In the 13th century the Lords of Osek founded the castle Becov nad Teplou on a cliff over a provincial route for its protection and collecting duties. The castle reached its peak in the late 15th century, when it belonged to the Pluh family of Rabstejn, who were engaged in gold, silver and tin mining. The Pluh family connected two older parts of the castle and later built a new residential palace in the Renaissance style there. In 1547, Kaspar Pluh headed the uprising of the Estates against Ferdinand I, which failed and he was sentenced to death. The Becov dominion continued to serve as a pledge for the debts of the Emperor Chamber.
The Thirty Years' War broghts an end to tin prosperity and in 1648, the Swedish army damaged the castle and occupied it. The most valuable preserved part of the castle is the Chapel of the Visitation of Our Lady from the year 1400 with original frescoes depicting 17 Biblical motives.

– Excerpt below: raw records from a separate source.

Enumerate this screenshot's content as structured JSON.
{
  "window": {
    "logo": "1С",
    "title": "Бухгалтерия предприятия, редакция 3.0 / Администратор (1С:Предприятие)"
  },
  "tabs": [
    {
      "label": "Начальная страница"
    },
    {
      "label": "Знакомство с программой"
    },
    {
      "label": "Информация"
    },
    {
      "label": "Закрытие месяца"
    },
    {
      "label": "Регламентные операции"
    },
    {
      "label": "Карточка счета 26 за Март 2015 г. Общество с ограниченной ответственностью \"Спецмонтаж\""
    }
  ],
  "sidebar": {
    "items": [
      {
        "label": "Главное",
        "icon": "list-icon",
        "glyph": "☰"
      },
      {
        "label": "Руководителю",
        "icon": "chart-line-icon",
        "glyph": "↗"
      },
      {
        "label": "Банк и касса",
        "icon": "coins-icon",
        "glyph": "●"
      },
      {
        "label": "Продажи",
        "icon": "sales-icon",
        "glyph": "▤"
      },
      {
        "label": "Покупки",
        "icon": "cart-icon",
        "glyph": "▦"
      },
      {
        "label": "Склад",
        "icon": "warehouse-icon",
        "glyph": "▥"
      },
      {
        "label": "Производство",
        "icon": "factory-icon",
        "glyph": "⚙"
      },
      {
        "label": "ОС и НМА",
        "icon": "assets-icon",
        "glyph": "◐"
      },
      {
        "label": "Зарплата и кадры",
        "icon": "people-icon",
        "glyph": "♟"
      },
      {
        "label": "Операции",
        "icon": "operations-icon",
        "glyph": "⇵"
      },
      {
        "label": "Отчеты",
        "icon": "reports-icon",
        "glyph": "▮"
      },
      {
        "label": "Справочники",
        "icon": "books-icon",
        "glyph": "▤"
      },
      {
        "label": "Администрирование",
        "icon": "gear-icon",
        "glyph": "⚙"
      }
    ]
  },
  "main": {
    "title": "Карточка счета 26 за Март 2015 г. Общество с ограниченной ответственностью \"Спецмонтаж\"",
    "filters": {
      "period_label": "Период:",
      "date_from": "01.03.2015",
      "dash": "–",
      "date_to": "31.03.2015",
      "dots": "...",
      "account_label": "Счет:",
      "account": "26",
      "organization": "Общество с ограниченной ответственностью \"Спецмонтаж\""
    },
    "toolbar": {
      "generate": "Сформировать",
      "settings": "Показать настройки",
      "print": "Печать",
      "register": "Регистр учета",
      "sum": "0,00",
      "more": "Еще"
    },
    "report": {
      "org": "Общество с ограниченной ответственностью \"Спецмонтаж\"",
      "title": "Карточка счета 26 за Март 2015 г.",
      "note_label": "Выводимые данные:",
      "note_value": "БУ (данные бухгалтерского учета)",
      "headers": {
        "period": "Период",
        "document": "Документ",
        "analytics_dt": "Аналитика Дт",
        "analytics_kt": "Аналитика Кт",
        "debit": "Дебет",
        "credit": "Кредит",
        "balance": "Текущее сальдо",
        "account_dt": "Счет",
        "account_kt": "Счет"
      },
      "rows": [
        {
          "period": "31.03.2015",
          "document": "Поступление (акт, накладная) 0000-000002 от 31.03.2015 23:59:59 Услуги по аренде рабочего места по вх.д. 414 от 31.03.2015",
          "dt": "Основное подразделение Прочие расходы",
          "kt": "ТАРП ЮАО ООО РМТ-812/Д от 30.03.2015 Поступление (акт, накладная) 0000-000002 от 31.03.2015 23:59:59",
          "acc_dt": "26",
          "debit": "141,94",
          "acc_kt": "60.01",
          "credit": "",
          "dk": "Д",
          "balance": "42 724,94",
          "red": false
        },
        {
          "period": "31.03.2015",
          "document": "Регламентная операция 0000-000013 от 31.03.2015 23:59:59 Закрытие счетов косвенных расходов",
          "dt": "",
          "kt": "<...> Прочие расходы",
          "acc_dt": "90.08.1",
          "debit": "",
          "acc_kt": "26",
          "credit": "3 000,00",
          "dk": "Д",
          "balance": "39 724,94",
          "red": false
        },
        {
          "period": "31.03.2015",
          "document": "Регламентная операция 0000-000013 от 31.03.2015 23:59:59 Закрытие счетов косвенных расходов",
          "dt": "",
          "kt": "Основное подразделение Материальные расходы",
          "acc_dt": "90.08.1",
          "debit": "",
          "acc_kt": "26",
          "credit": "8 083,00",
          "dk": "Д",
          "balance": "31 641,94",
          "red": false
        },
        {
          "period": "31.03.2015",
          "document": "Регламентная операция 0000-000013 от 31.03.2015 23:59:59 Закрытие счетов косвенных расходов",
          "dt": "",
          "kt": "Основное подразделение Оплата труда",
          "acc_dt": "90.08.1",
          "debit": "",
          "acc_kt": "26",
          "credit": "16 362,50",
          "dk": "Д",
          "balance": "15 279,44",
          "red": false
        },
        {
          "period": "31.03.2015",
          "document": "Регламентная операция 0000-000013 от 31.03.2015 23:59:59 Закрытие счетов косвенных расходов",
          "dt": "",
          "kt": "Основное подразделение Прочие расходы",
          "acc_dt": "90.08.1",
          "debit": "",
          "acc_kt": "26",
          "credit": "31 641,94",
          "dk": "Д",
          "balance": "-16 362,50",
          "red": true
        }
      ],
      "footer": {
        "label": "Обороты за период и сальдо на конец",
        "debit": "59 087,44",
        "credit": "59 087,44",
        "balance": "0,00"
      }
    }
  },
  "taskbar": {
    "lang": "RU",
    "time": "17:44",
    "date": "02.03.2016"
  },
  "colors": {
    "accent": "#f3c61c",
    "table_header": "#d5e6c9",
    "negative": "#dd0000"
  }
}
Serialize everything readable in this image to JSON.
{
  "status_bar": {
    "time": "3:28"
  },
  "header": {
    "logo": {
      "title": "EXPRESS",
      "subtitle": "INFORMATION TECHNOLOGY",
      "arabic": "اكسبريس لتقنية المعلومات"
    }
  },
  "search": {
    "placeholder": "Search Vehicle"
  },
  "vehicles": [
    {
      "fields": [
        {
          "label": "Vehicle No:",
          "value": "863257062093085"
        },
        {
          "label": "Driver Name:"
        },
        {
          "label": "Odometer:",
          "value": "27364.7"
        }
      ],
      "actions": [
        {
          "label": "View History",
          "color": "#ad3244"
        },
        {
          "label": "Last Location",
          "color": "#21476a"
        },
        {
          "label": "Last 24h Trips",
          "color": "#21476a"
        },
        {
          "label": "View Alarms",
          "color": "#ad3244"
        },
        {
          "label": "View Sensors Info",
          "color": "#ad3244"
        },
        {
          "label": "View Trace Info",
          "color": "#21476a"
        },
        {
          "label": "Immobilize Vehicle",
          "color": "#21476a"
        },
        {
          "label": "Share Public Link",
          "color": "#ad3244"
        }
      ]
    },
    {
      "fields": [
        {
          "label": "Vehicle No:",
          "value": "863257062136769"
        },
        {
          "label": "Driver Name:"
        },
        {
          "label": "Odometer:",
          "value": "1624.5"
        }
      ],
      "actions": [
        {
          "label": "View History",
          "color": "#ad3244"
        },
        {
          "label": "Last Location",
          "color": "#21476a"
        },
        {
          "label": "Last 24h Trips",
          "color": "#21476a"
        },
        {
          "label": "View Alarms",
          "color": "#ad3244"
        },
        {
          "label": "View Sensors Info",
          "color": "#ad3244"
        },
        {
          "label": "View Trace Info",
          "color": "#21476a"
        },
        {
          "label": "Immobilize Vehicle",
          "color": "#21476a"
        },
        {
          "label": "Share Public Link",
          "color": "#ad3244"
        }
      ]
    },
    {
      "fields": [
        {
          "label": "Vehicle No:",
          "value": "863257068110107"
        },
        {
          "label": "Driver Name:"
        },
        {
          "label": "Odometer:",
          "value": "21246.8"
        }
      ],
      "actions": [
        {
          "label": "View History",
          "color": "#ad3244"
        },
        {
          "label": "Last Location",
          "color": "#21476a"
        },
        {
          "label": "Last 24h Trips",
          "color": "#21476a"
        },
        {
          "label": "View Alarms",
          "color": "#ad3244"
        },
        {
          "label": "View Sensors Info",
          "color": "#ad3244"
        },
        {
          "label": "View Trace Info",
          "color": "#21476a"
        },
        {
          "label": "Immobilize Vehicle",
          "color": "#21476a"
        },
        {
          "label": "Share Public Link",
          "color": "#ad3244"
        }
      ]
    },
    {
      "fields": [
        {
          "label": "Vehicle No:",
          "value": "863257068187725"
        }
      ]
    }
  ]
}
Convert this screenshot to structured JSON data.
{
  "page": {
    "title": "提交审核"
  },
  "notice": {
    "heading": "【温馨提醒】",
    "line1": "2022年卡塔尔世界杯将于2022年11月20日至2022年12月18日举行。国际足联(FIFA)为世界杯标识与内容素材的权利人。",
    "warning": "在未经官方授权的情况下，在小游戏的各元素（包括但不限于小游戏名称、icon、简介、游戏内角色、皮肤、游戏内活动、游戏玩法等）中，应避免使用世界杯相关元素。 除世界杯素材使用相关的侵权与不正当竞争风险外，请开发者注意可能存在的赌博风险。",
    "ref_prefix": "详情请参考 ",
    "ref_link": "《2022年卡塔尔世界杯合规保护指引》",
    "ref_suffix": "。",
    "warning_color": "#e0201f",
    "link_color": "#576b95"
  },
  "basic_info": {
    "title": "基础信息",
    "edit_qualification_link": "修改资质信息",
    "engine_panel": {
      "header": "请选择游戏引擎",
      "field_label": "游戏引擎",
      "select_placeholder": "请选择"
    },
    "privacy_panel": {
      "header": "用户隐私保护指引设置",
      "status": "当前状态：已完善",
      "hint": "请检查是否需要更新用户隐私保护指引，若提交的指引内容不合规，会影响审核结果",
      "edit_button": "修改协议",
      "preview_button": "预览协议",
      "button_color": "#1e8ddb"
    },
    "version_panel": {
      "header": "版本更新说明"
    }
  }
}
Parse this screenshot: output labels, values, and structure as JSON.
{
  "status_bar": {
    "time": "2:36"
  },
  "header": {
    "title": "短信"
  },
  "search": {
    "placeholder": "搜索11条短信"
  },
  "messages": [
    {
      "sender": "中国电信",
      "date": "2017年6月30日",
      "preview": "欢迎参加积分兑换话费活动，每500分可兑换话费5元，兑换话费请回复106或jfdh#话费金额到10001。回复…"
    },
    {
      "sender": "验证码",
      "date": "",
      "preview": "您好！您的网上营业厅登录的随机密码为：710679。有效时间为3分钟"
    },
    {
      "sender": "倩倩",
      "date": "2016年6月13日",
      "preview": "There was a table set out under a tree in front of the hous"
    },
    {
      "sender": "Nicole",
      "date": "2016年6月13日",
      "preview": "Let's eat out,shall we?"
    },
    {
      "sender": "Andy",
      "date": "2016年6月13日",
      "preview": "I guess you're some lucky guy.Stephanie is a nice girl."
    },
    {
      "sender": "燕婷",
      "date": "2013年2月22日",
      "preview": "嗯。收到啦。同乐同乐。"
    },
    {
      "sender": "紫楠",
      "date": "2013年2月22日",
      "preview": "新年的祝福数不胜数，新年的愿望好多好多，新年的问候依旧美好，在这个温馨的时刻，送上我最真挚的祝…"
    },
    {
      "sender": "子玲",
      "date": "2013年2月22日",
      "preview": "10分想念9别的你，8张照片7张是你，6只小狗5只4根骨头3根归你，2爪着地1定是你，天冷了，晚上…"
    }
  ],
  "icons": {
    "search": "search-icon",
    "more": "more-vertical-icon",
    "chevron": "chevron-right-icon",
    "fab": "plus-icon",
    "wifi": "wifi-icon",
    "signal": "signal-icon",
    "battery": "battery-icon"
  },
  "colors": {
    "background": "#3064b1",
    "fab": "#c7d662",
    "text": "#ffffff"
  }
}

In the 18th century, on the site of the former fortifications above the castle moat a Baroque chateau with an octagonal tower was built. The tower housed state rooms, a library and fountains. In the 19th century the castle was connected with the chateau into one complex. The interiors were renovated in the Romantic style by architect Josef Zitek. There are valuable collections of paintings and tapestries from the property of Belgian Beaufort-Spontin family, who bought Becov in 1813.